Madeleine Hornby (MM L6)

Frida Kahlo was a Mexican artist from the early 20th century. She was most famous for her self-portraits, portraits and works inspired by Mexican culture. Frida was confined to her bed through illness for most of her childhood. Kahlo was born in Coyoacán, Mexico City, in 1907. Her father, Wilhelm, was a photographer and amateur painter. Her father was a German immigrant, and her mother was half Amerindian and half Spanish. Frida had two older sisters and one younger. In 1922, she enrolled at the National Preparatory School, where she was one of the only 35 female students. Frida soon became well known for her outspokenness and bravery. At the National Preparatory School, she met her husband, Diego Riviera, the famous muralist. He was working on a mural called The Creation on the school campus. In 1928, she met Riviera again, and the next year they were married. For most of their marriage, they were separated and never had children, and this destroyed Frida.

Much of her artwork depicts the pain and loneliness she experienced throughout her life. When she was only six, she contracted polio and was bedridden for nine months. Then in 1925, when she was only 18, she was involved in a terrible accident. She and her friend, Alejandro Gómez Arias, were travelling together on a bus when a vehicle collided with the bus.
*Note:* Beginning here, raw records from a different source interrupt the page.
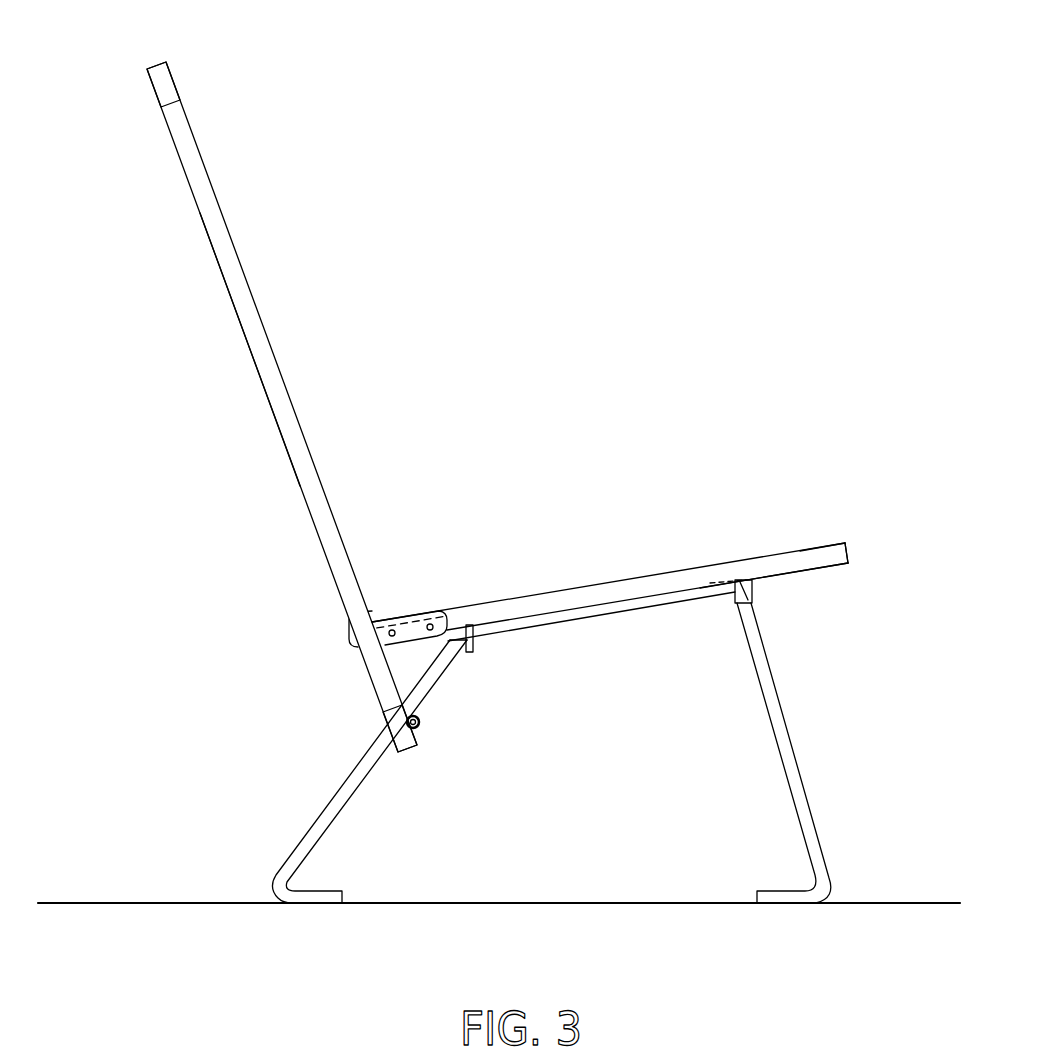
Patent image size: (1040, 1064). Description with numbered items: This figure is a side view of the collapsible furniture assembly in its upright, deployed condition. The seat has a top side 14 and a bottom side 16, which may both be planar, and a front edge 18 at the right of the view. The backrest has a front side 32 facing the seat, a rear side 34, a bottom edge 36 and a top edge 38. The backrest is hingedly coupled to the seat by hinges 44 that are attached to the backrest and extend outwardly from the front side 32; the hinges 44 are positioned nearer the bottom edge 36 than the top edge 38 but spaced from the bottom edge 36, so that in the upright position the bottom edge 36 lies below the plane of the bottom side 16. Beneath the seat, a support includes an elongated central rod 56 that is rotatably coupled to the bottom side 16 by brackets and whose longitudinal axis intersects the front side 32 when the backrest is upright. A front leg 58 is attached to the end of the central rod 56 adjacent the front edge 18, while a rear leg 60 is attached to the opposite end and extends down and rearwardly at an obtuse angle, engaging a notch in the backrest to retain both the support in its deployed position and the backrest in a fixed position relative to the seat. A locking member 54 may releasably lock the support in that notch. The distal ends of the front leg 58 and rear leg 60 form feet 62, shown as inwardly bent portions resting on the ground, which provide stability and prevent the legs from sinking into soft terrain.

The top side 14 is at (567, 590).
The bottom side 16 is at (798, 570).
The front edge 18 is at (850, 547).
The front side 32 is at (268, 343).
The rear side 34 is at (230, 298).
The bottom edge 36 is at (410, 748).
The top edge 38 is at (158, 62).
The hinges 44 is at (383, 640).
The locking member 54 is at (419, 720).
The central rod 56 is at (582, 618).
The front leg 58 is at (803, 780).
The rear leg 60 is at (337, 790).
The feet 62 is at (322, 897).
A street handrail went through her hip; she suffered several severe injuries to her pelvis and spine. As a result, she was bedridden again. After spending weeks in the hospital, she returned home to her father to recover. To pass the time, she took up painting. She initially borrowed paints and brushes from her father, and he made her an easel which could be used from her bed, and fixed a mirror above her bed so that she could paint portraits of herself as she lay in her bed flat with her body wrapped in plaster. In the last couple of years of her life, she was bedridden again. In 1950, after being diagnosed with gangrene in her right foot, and she spent nine months in hospital. Even during this time, she continued to paint. Then in 1953, her right leg was amputated to stop the spread of the disease. Of the 143 paintings Kahlo created in her short career, 55 of them were self-portraits. Frida painted herself so often because, for such a long time, she was alone, and therefore painting herself became the only subject she was really confident with.
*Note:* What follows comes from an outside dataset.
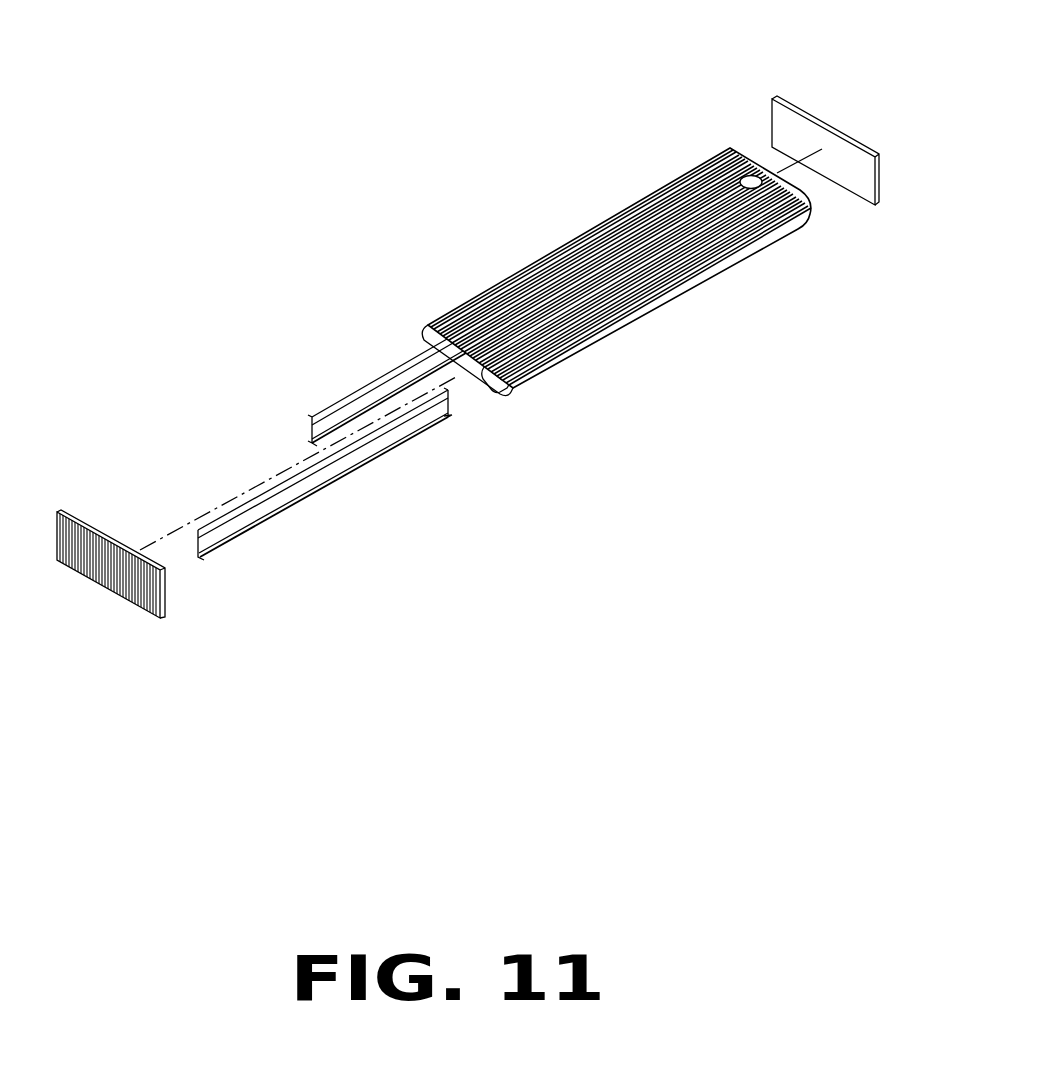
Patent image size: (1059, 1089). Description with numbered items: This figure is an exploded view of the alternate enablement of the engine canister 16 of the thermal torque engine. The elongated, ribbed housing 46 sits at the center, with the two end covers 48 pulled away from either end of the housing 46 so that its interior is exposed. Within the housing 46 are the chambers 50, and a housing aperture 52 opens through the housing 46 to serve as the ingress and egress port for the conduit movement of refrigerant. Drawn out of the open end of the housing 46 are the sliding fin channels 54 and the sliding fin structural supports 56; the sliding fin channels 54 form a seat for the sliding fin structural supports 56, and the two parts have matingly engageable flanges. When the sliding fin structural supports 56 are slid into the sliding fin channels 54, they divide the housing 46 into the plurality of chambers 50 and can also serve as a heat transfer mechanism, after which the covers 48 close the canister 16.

Many of Kahlo’s paintings reference the pain and isolation that she experienced. Over the next 20 years of her career, she depicted the frailty of the human body and decay with haunting poignancy. Kahlo’s Broken Column was painted shortly after she underwent spinal surgery, following her tragic accident when she was 18. She depicts herself bound and constrained by a cage-like brace around her body. A chunk of missing skin violates the integrity of her body, exposing her. Metal nails pierce her face and all over her body — tears stream down her face. Placed in a barren landscape, she is exposed in more ways than one. The emotional intensity that we experience when looking at this is what distinguishes her work. She dealt with her reality in her paintings, depicting the pain and isolation she shared her whole life. She is one of the most striking and extreme examples of an artist responding to isolation.